Today, ancient Hebrew is spoken by millions of Jews around the world weekly in our prayers and Torah readings, and modern Hebrew is the official language of eight and a half million people–many of them having been born speaking it as a first language. Many people in the first group also speak at least some modern Hebrew–and it’s possible you do, too! A lot of loan words from Hebrew and Yiddish have made their way into English (like klutz, mensch, and kibitz).
That’s hardly “on life support.” Hebrew is growing, living, and thriving because of the Enlightenment efforts of the 1800s. The same COULD be done for languages like Welsh, Navajo, and Basque if the larger powers that be said “this is important” rather than forcing a giant bastion of culture–the language in which a people lived, loved, thought, told stories, and explained their world–to die.
there is a distinct difference between language that has died because it stopped meeting the needs of the people using it and language that has been deliberately killed by oppressors
I remember reading a linguist’s thoughts on this a while back. They noted that languages are not only an important cultural heritage, but also an important historical artifact that offers a look into the unique perspective of a culture. The things that we name and how we name them reflect our values and priorities. For example, Inuktitut is said to have several different words for snow that categorize them by various metrics. This reflects a need for communication regarding what the snow was like, which naturally would be important to a people who deal with snow on a near constant basis. There are nine different ways to say “you’re welcome” in Native Hawaiian, each responding to a different level of gratitude. You don’t respond the same way to “thanks for giving me a donut” as you do to “thanks for saving my life.” This reflects a culture of accountability and honor.

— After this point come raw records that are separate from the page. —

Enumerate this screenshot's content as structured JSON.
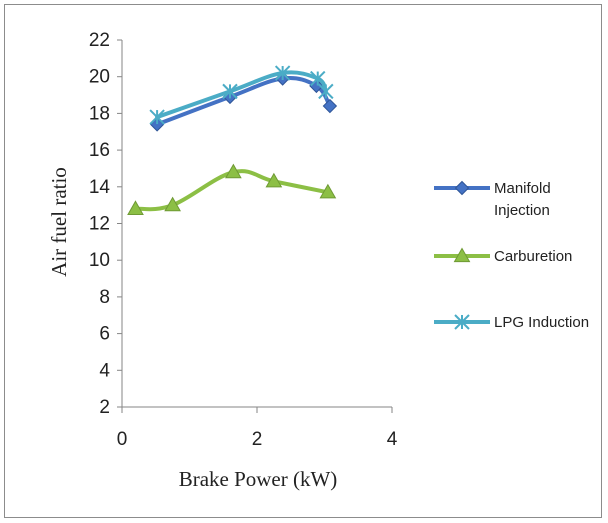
{
  "chart_data": {
    "type": "line",
    "xlabel": "Brake Power (kW)",
    "ylabel": "Air fuel ratio",
    "xlim": [
      0,
      4
    ],
    "ylim": [
      2,
      22
    ],
    "xticks": [
      0,
      2,
      4
    ],
    "yticks": [
      2,
      4,
      6,
      8,
      10,
      12,
      14,
      16,
      18,
      20,
      22
    ],
    "grid": false,
    "legend_position": "right",
    "series": [
      {
        "name": "Manifold Injection",
        "legend_lines": [
          "Manifold",
          "Injection"
        ],
        "color": "#4472c4",
        "marker": "diamond",
        "x": [
          0.52,
          1.6,
          2.38,
          2.88,
          3.08
        ],
        "y": [
          17.4,
          18.9,
          19.9,
          19.5,
          18.4
        ]
      },
      {
        "name": "Carburetion",
        "legend_lines": [
          "Carburetion"
        ],
        "color": "#8cbf45",
        "marker": "triangle",
        "x": [
          0.2,
          0.75,
          1.65,
          2.25,
          3.05
        ],
        "y": [
          12.8,
          13.0,
          14.8,
          14.3,
          13.7
        ]
      },
      {
        "name": "LPG Induction",
        "legend_lines": [
          "LPG Induction"
        ],
        "color": "#4bacc6",
        "marker": "star",
        "x": [
          0.52,
          1.6,
          2.38,
          2.9,
          3.02
        ],
        "y": [
          17.8,
          19.2,
          20.2,
          19.9,
          19.2
        ]
      }
    ]
  }
}
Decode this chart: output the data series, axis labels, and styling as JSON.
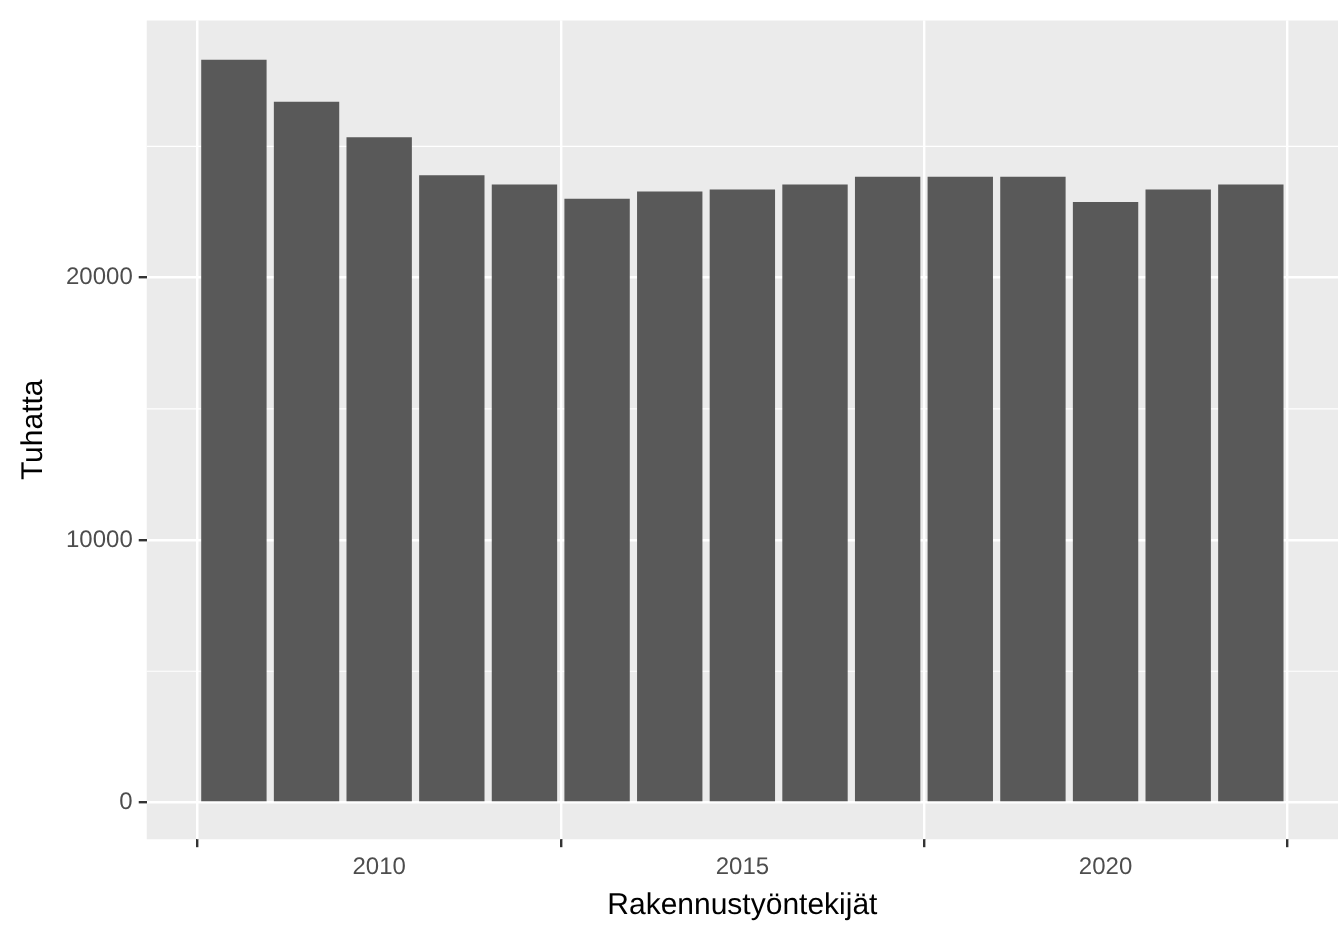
{
  "chart_data": {
    "type": "bar",
    "xlabel": "Rakennustyöntekijät",
    "ylabel": "Tuhatta",
    "x": [
      2008,
      2009,
      2010,
      2011,
      2012,
      2013,
      2014,
      2015,
      2016,
      2017,
      2018,
      2019,
      2020,
      2021,
      2022
    ],
    "values": [
      28300,
      26700,
      25350,
      23900,
      23550,
      23000,
      23280,
      23360,
      23550,
      23840,
      23840,
      23840,
      22880,
      23360,
      23550
    ],
    "color": "#595959",
    "xlim": [
      2006.8,
      2023.2
    ],
    "xticks": [
      2010,
      2015,
      2020
    ],
    "ylim": [
      -1400,
      29800
    ],
    "yticks": [
      0,
      10000,
      20000
    ],
    "grid": true
  }
}
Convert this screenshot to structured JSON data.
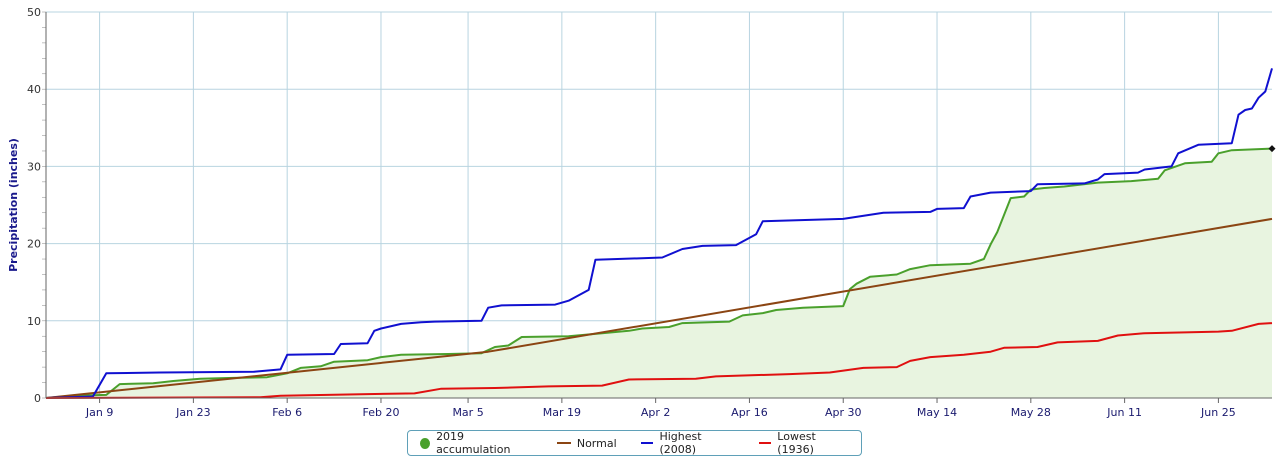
{
  "chart_data": {
    "type": "line",
    "title": "",
    "ylabel": "Precipitation (inches)",
    "xlabel": "",
    "ylim": [
      0,
      50
    ],
    "xlim": [
      "2019-01-01",
      "2019-07-03"
    ],
    "grid": true,
    "legend_position": "bottom",
    "y_ticks": [
      "0",
      "10",
      "20",
      "30",
      "40",
      "50"
    ],
    "x_ticks": [
      {
        "label": "Jan 9",
        "date": "2019-01-09"
      },
      {
        "label": "Jan 23",
        "date": "2019-01-23"
      },
      {
        "label": "Feb 6",
        "date": "2019-02-06"
      },
      {
        "label": "Feb 20",
        "date": "2019-02-20"
      },
      {
        "label": "Mar 5",
        "date": "2019-03-05"
      },
      {
        "label": "Mar 19",
        "date": "2019-03-19"
      },
      {
        "label": "Apr 2",
        "date": "2019-04-02"
      },
      {
        "label": "Apr 16",
        "date": "2019-04-16"
      },
      {
        "label": "Apr 30",
        "date": "2019-04-30"
      },
      {
        "label": "May 14",
        "date": "2019-05-14"
      },
      {
        "label": "May 28",
        "date": "2019-05-28"
      },
      {
        "label": "Jun 11",
        "date": "2019-06-11"
      },
      {
        "label": "Jun 25",
        "date": "2019-06-25"
      }
    ],
    "series": [
      {
        "name": "2019 accumulation",
        "color": "#4aa02c",
        "fill": "#e8f4e0",
        "marker": "dot",
        "points": [
          [
            "2019-01-01",
            0
          ],
          [
            "2019-01-05",
            0.3
          ],
          [
            "2019-01-10",
            0.4
          ],
          [
            "2019-01-12",
            1.8
          ],
          [
            "2019-01-17",
            1.9
          ],
          [
            "2019-01-20",
            2.2
          ],
          [
            "2019-01-24",
            2.5
          ],
          [
            "2019-01-29",
            2.6
          ],
          [
            "2019-02-03",
            2.7
          ],
          [
            "2019-02-06",
            3.2
          ],
          [
            "2019-02-08",
            3.9
          ],
          [
            "2019-02-11",
            4.1
          ],
          [
            "2019-02-13",
            4.7
          ],
          [
            "2019-02-18",
            4.9
          ],
          [
            "2019-02-20",
            5.3
          ],
          [
            "2019-02-23",
            5.6
          ],
          [
            "2019-03-02",
            5.7
          ],
          [
            "2019-03-07",
            5.8
          ],
          [
            "2019-03-09",
            6.6
          ],
          [
            "2019-03-11",
            6.8
          ],
          [
            "2019-03-13",
            7.9
          ],
          [
            "2019-03-20",
            8.0
          ],
          [
            "2019-03-25",
            8.4
          ],
          [
            "2019-03-29",
            8.7
          ],
          [
            "2019-03-31",
            9.0
          ],
          [
            "2019-04-04",
            9.2
          ],
          [
            "2019-04-06",
            9.7
          ],
          [
            "2019-04-10",
            9.8
          ],
          [
            "2019-04-13",
            9.9
          ],
          [
            "2019-04-15",
            10.7
          ],
          [
            "2019-04-18",
            11.0
          ],
          [
            "2019-04-20",
            11.4
          ],
          [
            "2019-04-24",
            11.7
          ],
          [
            "2019-04-30",
            11.9
          ],
          [
            "2019-05-01",
            14.1
          ],
          [
            "2019-05-02",
            14.8
          ],
          [
            "2019-05-04",
            15.7
          ],
          [
            "2019-05-08",
            16.0
          ],
          [
            "2019-05-10",
            16.7
          ],
          [
            "2019-05-13",
            17.2
          ],
          [
            "2019-05-19",
            17.4
          ],
          [
            "2019-05-21",
            18.0
          ],
          [
            "2019-05-22",
            19.9
          ],
          [
            "2019-05-23",
            21.5
          ],
          [
            "2019-05-25",
            25.9
          ],
          [
            "2019-05-27",
            26.1
          ],
          [
            "2019-05-28",
            27.0
          ],
          [
            "2019-05-30",
            27.2
          ],
          [
            "2019-06-02",
            27.4
          ],
          [
            "2019-06-07",
            27.9
          ],
          [
            "2019-06-12",
            28.1
          ],
          [
            "2019-06-16",
            28.4
          ],
          [
            "2019-06-17",
            29.5
          ],
          [
            "2019-06-20",
            30.4
          ],
          [
            "2019-06-24",
            30.6
          ],
          [
            "2019-06-25",
            31.7
          ],
          [
            "2019-06-27",
            32.1
          ],
          [
            "2019-07-03",
            32.3
          ]
        ]
      },
      {
        "name": "Normal",
        "color": "#8b4513",
        "points": [
          [
            "2019-01-01",
            0
          ],
          [
            "2019-03-08",
            6.0
          ],
          [
            "2019-07-03",
            23.2
          ]
        ]
      },
      {
        "name": "Highest (2008)",
        "color": "#1010d0",
        "points": [
          [
            "2019-01-01",
            0
          ],
          [
            "2019-01-08",
            0.2
          ],
          [
            "2019-01-10",
            3.2
          ],
          [
            "2019-01-18",
            3.3
          ],
          [
            "2019-02-01",
            3.4
          ],
          [
            "2019-02-05",
            3.7
          ],
          [
            "2019-02-06",
            5.6
          ],
          [
            "2019-02-13",
            5.7
          ],
          [
            "2019-02-14",
            7.0
          ],
          [
            "2019-02-18",
            7.1
          ],
          [
            "2019-02-19",
            8.7
          ],
          [
            "2019-02-20",
            9.0
          ],
          [
            "2019-02-23",
            9.6
          ],
          [
            "2019-02-26",
            9.8
          ],
          [
            "2019-02-28",
            9.9
          ],
          [
            "2019-03-07",
            10.0
          ],
          [
            "2019-03-08",
            11.7
          ],
          [
            "2019-03-10",
            12.0
          ],
          [
            "2019-03-18",
            12.1
          ],
          [
            "2019-03-20",
            12.6
          ],
          [
            "2019-03-23",
            14.0
          ],
          [
            "2019-03-24",
            17.9
          ],
          [
            "2019-04-03",
            18.2
          ],
          [
            "2019-04-06",
            19.3
          ],
          [
            "2019-04-09",
            19.7
          ],
          [
            "2019-04-14",
            19.8
          ],
          [
            "2019-04-17",
            21.2
          ],
          [
            "2019-04-18",
            22.9
          ],
          [
            "2019-04-30",
            23.2
          ],
          [
            "2019-05-06",
            24.0
          ],
          [
            "2019-05-13",
            24.1
          ],
          [
            "2019-05-14",
            24.5
          ],
          [
            "2019-05-18",
            24.6
          ],
          [
            "2019-05-19",
            26.1
          ],
          [
            "2019-05-22",
            26.6
          ],
          [
            "2019-05-28",
            26.8
          ],
          [
            "2019-05-29",
            27.7
          ],
          [
            "2019-06-05",
            27.8
          ],
          [
            "2019-06-07",
            28.3
          ],
          [
            "2019-06-08",
            29.0
          ],
          [
            "2019-06-13",
            29.2
          ],
          [
            "2019-06-14",
            29.6
          ],
          [
            "2019-06-18",
            30.0
          ],
          [
            "2019-06-19",
            31.7
          ],
          [
            "2019-06-22",
            32.8
          ],
          [
            "2019-06-27",
            33.0
          ],
          [
            "2019-06-28",
            36.7
          ],
          [
            "2019-06-29",
            37.3
          ],
          [
            "2019-06-30",
            37.5
          ],
          [
            "2019-07-01",
            38.9
          ],
          [
            "2019-07-02",
            39.7
          ],
          [
            "2019-07-03",
            42.7
          ]
        ]
      },
      {
        "name": "Lowest (1936)",
        "color": "#e01010",
        "points": [
          [
            "2019-01-01",
            0
          ],
          [
            "2019-02-02",
            0.1
          ],
          [
            "2019-02-05",
            0.3
          ],
          [
            "2019-02-18",
            0.5
          ],
          [
            "2019-02-25",
            0.6
          ],
          [
            "2019-03-01",
            1.2
          ],
          [
            "2019-03-09",
            1.3
          ],
          [
            "2019-03-17",
            1.5
          ],
          [
            "2019-03-25",
            1.6
          ],
          [
            "2019-03-29",
            2.4
          ],
          [
            "2019-04-08",
            2.5
          ],
          [
            "2019-04-11",
            2.8
          ],
          [
            "2019-04-22",
            3.1
          ],
          [
            "2019-04-28",
            3.3
          ],
          [
            "2019-05-03",
            3.9
          ],
          [
            "2019-05-08",
            4.0
          ],
          [
            "2019-05-10",
            4.8
          ],
          [
            "2019-05-13",
            5.3
          ],
          [
            "2019-05-18",
            5.6
          ],
          [
            "2019-05-22",
            6.0
          ],
          [
            "2019-05-24",
            6.5
          ],
          [
            "2019-05-29",
            6.6
          ],
          [
            "2019-06-01",
            7.2
          ],
          [
            "2019-06-07",
            7.4
          ],
          [
            "2019-06-10",
            8.1
          ],
          [
            "2019-06-14",
            8.4
          ],
          [
            "2019-06-20",
            8.5
          ],
          [
            "2019-06-25",
            8.6
          ],
          [
            "2019-06-27",
            8.7
          ],
          [
            "2019-07-01",
            9.6
          ],
          [
            "2019-07-03",
            9.7
          ]
        ]
      }
    ],
    "end_marker": {
      "date": "2019-07-03",
      "value": 32.3,
      "color": "#111111"
    }
  }
}
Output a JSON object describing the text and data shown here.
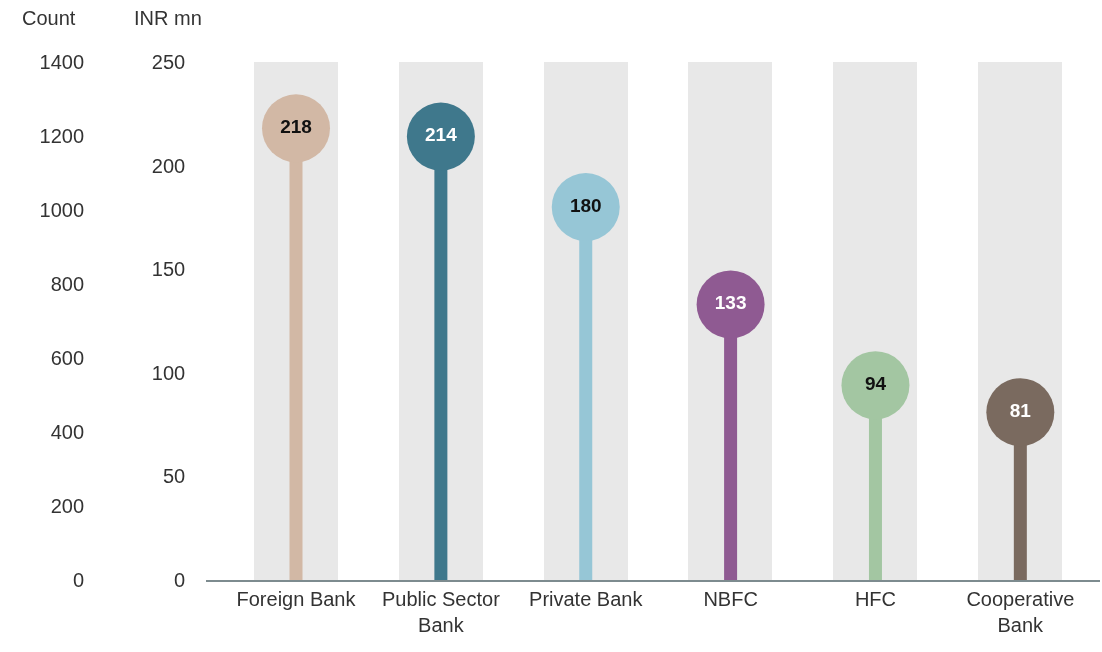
{
  "chart_data": {
    "type": "lollipop",
    "ylabel": "INR mn",
    "y2label": "Count",
    "categories": [
      "Foreign Bank",
      "Public Sector Bank",
      "Private Bank",
      "NBFC",
      "HFC",
      "Cooperative Bank"
    ],
    "series": [
      {
        "type": "bar",
        "color": "#e8e8e8",
        "values": [
          250,
          250,
          250,
          250,
          250,
          250
        ]
      },
      {
        "colors": [
          "#d2b8a5",
          "#3f788c",
          "#96c6d6",
          "#8f5a92",
          "#a3c6a2",
          "#7a6a5f"
        ],
        "values": [
          218,
          214,
          180,
          133,
          94,
          81
        ],
        "value_labels": [
          "218",
          "214",
          "180",
          "133",
          "94",
          "81"
        ]
      }
    ],
    "ylim": [
      0,
      250
    ],
    "yticks": [
      0,
      50,
      100,
      150,
      200,
      250
    ],
    "y2lim": [
      0,
      1400
    ],
    "y2ticks": [
      0,
      200,
      400,
      600,
      800,
      1000,
      1200,
      1400
    ],
    "marker": "circle"
  }
}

The study and preservation of indigenous languages worldwide is vital to the enrichment of our global culture. You don’t have to be fluent in multiple languages to be able to understand the perspective that is offered by nurturing this tradition. Our ability to communicate is one of our greatest gifts – what a waste it would be to throw that away simply because providing institutions of cultural heritage is too inconvenient.
I just want to emphasize the cultural component here. Languages die off like this due to people trying to wipe out that culture. Take a look at the Hague’s definition of genocide and see how it talks about trying to destroy that culture through forced assimilation, population control, and theft of children. Language destruction goes hand in hand with all of that.
When you stop to think about it, when do you hear of a language people just stopped speaking? When is it not associated with form of genocide?